= Art Davis (actor) =

American actor

Audrey "Art" Davis (May 31, 1913 – January 16, 1987) was an American musician, singer and actor.

==Biography==
Davis was born in Paradise, Texas, United States. His family moved to Oklahoma when he was two and then back to Texas to the town of Lewisville. His father was a musician, and by the age of seven, Davis was an accomplished fiddler. His parents divorced and his mother moved the family to Dallas where Davis enrolled in high school. He played football and was in the school band playing clarinet. He served in the 112th Cavalry Regiment of the Texas National Guard where he gained riding experience

His first band was called The Rhythm Aces and they worked with many Western Swing bands such as Milton Brown and his Musical Brownies, the Light Crust Doughboys, and Bill Boyd's Cowboy Ramblers. In 1934, Davis was recording with the Cowboy Ramblers for Bluebird Records. He added the mandolin to his repertoire of instruments that he played. He became a staff musician at WRR Radio in Dallas and met Gene Autry who was looking for a backup fiddler for a recording session. He recorded with Autry on September 22, 1935 for American Record Corporation.
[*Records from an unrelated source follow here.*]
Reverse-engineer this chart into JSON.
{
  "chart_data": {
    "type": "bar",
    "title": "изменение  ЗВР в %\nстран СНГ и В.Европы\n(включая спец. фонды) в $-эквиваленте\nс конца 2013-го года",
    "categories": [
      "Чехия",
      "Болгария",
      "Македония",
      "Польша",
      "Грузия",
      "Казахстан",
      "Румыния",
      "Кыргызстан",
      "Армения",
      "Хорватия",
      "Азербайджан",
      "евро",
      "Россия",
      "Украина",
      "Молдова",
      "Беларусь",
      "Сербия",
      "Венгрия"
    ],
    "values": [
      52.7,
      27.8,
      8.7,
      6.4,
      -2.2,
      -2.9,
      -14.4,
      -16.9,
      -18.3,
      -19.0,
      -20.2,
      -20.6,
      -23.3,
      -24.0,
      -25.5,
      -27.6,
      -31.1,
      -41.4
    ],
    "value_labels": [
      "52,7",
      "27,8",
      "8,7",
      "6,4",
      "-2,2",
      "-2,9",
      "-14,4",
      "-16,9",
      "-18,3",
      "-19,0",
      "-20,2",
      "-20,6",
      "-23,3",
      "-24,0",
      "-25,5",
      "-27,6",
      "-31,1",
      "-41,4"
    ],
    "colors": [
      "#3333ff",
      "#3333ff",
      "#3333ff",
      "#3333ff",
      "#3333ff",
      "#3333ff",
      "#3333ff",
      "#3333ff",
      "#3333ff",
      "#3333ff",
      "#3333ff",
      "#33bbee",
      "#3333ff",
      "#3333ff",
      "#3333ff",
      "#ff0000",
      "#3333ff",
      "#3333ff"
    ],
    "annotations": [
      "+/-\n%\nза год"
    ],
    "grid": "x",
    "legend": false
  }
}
Autry offered Davis work in Autry's movies and on road tours. He worked with Autry for three years and then moved to Equity Pictures to work on Adventures of the Masked Phantom (1939) under the name Larry Mason. His next movie was The Texas Marshal (1941) with Tim McCoy. He then appeared in six serial films in 1941 and 1942 with Lee Powell and his singing buddy Bill Boyd. Davis served in the United States Navy in World War II. His last time on film was a short musical A Cowboy's Holiday (1949).

Davis continued to make a living with music into the 1980s. He died in January 1987, at the age of 73 in Bloomburg, Texas.